Magic Bean 3m 632
The views of this article are the perspective of the author and may not be reflective of Confessions of the Professions.
When you work a job that requires you to get a forklifting license you definitely need to know some of the regulations and rules before you can get approved. There’s a ton of general information regarding how high to stack product, how to drive the forklift, how to use racking properly and more, just so that OSHA doesn’t come and ruin your day. Knowing all this information can make the job so much easier but the fact is, not all places pay attention to those rules and one lowly yard worker isn’t going to be able to change the way a business runs without getting OSHA down there, which will probably mean massive fines and a potential closure for any small business. Where I worked, I knew OSHA could easily shut down this small hardware store. We barely had a lumberyard but what we had of one was insanely unsafe and unsanitary.
That said, it was also one of the best jobs I have had in a while. I learned a lot there. I had never been a huge carpenter guy, I’d never driven a forklift, and I’d never really done any kind of heavy lifting. Being introduced into this world was great but the fact is I wasn’t prepared and neither were my coworkers. We were all under 25 and running this yard by ourselves, hardly any management came outside but when they did they wanted things done and with no excuses. This lead to an unsafe amount of things being stacked up by fences, unreliable racking is being used to store items, lots of mistakes and unsafe forklifting. I learned a lot thanks to the freedom we had but it wasn’t the best way to run a store, that’s for sure.

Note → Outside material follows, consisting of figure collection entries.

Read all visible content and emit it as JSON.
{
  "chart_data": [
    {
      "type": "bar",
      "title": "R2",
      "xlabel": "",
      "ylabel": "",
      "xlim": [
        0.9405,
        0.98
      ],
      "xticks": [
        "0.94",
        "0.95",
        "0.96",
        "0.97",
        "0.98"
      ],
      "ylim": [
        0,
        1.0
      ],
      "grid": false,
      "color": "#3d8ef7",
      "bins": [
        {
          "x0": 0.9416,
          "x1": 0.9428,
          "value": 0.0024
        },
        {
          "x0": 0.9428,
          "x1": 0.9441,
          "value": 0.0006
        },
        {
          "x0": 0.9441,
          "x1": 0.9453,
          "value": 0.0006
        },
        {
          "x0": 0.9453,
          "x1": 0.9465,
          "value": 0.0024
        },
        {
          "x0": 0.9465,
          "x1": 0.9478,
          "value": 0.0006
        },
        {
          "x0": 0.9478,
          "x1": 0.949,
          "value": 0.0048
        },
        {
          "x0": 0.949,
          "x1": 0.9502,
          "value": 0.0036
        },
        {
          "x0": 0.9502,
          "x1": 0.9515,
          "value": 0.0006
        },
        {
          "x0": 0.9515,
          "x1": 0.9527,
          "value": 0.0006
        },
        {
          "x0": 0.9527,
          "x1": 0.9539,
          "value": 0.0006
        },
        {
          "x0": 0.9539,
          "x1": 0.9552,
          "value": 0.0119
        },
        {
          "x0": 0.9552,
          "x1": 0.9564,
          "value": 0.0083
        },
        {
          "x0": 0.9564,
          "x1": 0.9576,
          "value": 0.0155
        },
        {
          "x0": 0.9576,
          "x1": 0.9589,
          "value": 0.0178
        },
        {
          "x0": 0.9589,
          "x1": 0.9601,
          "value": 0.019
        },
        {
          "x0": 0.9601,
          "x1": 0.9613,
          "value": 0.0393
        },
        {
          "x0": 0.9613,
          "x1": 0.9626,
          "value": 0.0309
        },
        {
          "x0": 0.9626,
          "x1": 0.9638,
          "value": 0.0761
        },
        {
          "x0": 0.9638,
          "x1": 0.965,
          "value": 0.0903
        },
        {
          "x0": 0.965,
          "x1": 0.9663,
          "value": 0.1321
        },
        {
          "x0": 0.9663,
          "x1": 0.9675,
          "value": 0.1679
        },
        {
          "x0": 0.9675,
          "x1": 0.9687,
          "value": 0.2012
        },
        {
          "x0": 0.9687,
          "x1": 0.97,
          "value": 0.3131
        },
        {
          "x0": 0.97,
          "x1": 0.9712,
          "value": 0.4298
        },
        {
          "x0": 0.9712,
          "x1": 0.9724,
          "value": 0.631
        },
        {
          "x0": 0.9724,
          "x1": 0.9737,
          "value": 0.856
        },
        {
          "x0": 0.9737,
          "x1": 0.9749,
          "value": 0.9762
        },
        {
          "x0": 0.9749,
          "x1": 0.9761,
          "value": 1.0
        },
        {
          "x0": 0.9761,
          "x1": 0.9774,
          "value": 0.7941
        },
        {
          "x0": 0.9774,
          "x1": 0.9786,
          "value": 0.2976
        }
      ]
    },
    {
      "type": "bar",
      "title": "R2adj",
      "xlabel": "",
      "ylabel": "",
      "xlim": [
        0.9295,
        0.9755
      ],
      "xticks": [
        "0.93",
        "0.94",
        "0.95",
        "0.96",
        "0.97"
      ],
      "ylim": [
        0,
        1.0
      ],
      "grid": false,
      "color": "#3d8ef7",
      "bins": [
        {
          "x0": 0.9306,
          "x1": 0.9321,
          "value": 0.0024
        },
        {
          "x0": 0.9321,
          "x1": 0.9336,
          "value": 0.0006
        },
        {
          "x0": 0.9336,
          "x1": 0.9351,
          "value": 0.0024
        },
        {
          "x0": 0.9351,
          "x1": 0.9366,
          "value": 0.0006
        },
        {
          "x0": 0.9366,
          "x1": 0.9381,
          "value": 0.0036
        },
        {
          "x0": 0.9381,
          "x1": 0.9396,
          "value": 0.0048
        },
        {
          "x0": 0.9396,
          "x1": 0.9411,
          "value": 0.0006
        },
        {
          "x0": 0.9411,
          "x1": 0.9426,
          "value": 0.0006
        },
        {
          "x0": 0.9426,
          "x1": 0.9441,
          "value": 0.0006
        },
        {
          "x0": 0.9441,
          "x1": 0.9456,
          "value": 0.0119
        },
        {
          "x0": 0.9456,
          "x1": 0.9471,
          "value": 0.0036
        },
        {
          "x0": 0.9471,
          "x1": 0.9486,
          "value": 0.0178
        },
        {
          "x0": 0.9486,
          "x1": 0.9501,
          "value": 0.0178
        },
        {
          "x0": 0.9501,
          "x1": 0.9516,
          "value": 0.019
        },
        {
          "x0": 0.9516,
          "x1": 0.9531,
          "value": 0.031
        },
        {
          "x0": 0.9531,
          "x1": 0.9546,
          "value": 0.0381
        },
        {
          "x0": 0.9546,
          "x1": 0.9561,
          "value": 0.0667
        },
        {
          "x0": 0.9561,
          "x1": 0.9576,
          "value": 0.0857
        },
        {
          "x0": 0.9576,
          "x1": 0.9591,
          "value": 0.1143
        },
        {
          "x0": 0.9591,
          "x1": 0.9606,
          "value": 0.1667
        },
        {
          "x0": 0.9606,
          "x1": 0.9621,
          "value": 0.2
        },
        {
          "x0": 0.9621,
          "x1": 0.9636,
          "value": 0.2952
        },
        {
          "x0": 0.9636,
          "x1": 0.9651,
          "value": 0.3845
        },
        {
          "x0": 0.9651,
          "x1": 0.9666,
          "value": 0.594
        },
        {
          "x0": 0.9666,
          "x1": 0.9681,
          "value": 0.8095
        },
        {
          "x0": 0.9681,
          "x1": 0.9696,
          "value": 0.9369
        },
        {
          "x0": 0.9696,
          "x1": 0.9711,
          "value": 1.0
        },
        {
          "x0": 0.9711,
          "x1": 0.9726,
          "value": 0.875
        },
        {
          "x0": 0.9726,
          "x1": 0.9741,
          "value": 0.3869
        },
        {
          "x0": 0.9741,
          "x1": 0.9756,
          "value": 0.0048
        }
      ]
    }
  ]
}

The story I am confessing here today comes from just one day out at that job. We used to store these large stacks of peat moss, 4 cubic feet each bag, and we would stack a pallet about 15 feet tall and have it sitting next to the fence. Of course, behind it was some flagstone because we didn’t have space anywhere else.
One day, a coworker of mine had me drive a stack of peat moss over and push the three pallets in a column up against the fence to make room. I started to push with the forks and it felt like I had hit the fence, my coworker assured me that I had room to go further. I put the gas on and pressed the forks harder and all of a sudden the peat moss tumbled over the flagstone, ripping the bags apart and knocking them into the small creek behind the fence. IF that wasn’t enough, the weight of the many bags of peat moss knocked the pallet of flagstone over, sending many of them into the small lake area as well.
My coworker and I ran down to the small creek area and looked at the mess. We knew that we had to tell someone if we were going to clean it up but instead of taking the fall we just didn’t mention it. I thought that for sure someone would notice that much product missing but nope. I worked there for quite a while longer and it was never even brought up. Of course, we had to correct inventory but we had yellow slips to make corrections and I just made them, entered them in the computer and no one ever said a word.
It’s incredible how much these yard and warehouse jobs let people get away with when they are privately owned. I’ll never forget seeing those piles of stone and bags of peat moss go flying over the barbed wire fence as I sat in the forklift helplessly.